Do you know any commands that I could run to find the information needed?
Can you provide following?
stat
df -Th
Here is the output of those commands:
sashok6@ae-csml-407019@ ~/olb/apps/hackathon2023/cuFileTest (shreyas-rotor) $ stat /home/sashok6
File: /home/sashok6
Size: 21 Blocks: 24 IO Block: 1536 directory
Device: 34h/52d Inode: 34 Links: 10
Access: (0700/drwx------) Uid: (807325/ sashok6) Gid: ( 2626/gtperson)

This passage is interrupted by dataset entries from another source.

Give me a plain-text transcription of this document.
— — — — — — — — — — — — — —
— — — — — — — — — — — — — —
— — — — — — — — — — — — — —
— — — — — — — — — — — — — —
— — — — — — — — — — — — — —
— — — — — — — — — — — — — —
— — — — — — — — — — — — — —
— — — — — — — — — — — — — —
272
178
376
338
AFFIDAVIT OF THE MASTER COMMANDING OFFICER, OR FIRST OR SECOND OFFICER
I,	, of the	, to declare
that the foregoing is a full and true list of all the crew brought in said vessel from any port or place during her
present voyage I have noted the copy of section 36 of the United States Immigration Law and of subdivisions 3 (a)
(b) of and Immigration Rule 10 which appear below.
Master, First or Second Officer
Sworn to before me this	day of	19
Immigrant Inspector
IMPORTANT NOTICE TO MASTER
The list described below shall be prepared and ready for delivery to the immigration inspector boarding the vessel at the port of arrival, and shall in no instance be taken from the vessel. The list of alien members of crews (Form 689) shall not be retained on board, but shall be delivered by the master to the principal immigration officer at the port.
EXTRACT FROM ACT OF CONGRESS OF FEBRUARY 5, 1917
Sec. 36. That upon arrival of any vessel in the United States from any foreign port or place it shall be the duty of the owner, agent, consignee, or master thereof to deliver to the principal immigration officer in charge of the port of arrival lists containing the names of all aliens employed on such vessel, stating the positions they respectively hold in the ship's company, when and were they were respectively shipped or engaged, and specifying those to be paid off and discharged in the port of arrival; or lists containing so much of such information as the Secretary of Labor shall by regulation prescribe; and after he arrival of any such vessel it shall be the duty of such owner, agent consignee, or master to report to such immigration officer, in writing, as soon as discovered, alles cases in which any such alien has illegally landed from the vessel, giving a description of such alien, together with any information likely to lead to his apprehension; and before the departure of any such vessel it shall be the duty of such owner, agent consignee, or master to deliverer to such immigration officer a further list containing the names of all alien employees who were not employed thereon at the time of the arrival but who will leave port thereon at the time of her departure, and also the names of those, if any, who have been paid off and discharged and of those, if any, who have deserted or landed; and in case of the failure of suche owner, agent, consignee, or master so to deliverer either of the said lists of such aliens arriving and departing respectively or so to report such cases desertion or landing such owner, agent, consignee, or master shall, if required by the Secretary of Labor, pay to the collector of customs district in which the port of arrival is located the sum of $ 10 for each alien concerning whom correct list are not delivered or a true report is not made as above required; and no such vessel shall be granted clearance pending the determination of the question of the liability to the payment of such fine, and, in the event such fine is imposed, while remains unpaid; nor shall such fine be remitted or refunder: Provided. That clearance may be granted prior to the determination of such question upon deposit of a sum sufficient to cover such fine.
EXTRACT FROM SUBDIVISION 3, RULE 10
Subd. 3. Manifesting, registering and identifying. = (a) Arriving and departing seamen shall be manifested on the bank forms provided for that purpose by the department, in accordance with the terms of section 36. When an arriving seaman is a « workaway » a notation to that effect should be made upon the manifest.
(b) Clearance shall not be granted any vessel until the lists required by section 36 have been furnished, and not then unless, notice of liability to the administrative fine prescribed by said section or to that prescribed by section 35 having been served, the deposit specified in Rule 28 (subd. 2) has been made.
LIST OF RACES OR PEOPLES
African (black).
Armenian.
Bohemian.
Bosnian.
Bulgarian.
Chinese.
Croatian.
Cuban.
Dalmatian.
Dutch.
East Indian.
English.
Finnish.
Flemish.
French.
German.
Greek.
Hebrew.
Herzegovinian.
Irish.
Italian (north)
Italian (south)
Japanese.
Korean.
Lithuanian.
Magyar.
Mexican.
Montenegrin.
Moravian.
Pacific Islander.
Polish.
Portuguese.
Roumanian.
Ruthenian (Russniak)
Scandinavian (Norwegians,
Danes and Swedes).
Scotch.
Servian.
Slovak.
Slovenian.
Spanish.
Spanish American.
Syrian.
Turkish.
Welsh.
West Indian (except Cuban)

Access: 2023-03-06 13:49:13.652791773 -0800
Modify: 2022-04-20 06:03:50.000000000 -0700
Change: 2023-03-06 13:49:18.340759351 -0800
Birth: -
sashok6@ae-csml-407019@ ~/olb/apps/hackathon2023/cuFileTest (shreyas-rotor) $ df -Th
Filesystem Type Size Used Avail Use% Mounted on
udev devtmpfs 252G 0 252G 0% /dev
tmpfs tmpfs 51G 4.5M 51G 1% /run
/dev/nvme0n1p4 ext4 1.8T 208G 1.5T 13% /
tmpfs tmpfs 252G 7.9M 252G 1% /dev/shm
tmpfs tmpfs 5.0M 4.0K 5.0M 1% /run/lock
tmpfs tmpfs 252G 0 252G 0% /sys/fs/cgroup
/dev/nvme0n1p2 ext4 2.3G 570M 1.6G 26% /boot
home zfs 9.3T 256K 9.3T 1% /home
home/dijuremo_d544ba zfs 9.3T 9.2M 9.3T 1% /home/dijuremo
home/teason30_d544ba zfs 9.3T 5.2M 9.3T 1% /home/teason30
home/sashok6_d544ba zfs 9.7T 406G 9.3T 5% /home/sashok6
home/psu37_d544ba zfs 9.5T 178G 9.3T 2% /home/psu37
home/ekurban3_d544ba zfs 9.3T 11G 9.3T 1% /home/ekurban3
/dev/loop2 squashfs 92M 92M 0 100% /snap/lxd/23991
/dev/loop4 squashfs 64M 64M 0 100% /snap/core20/1778
/dev/loop5 squashfs 92M 92M 0 100% /snap/lxd/24061
/dev/loop6 squashfs 50M 50M 0 100% /snap/snapd/17950
tmpfs tmpfs 51G 20K 51G 1% /run/user/128
/dev/loop8 squashfs 56M 56M 0 100% /snap/core18/2679
tmpfs tmpfs 51G 4.0K 51G 1% /run/user/807325
/dev/loop0 squashfs 64M 64M 0 100% /snap/core20/1822
/dev/loop1 squashfs 50M 50M 0 100% /snap/snapd/18357
/dev/loop7 squashfs 56M 56M 0 100% /snap/core18/2697
sashok:
/home/sashok6/test.dat
From the df -Th
log
/home/sashok6/ has zfs file system which is not supported by GDS. Only ext4 and xfs are the local file systems supported by GDS currently. Please refer to this documentation for the same.
https://docs.nvidia.com/gpudirect-storage/troubleshooting-guide/index.html#mount-local-fs
Ahh, that looks like the problem. Thanks for the help! I’ll look into getting an ext4 partition set up for further testing.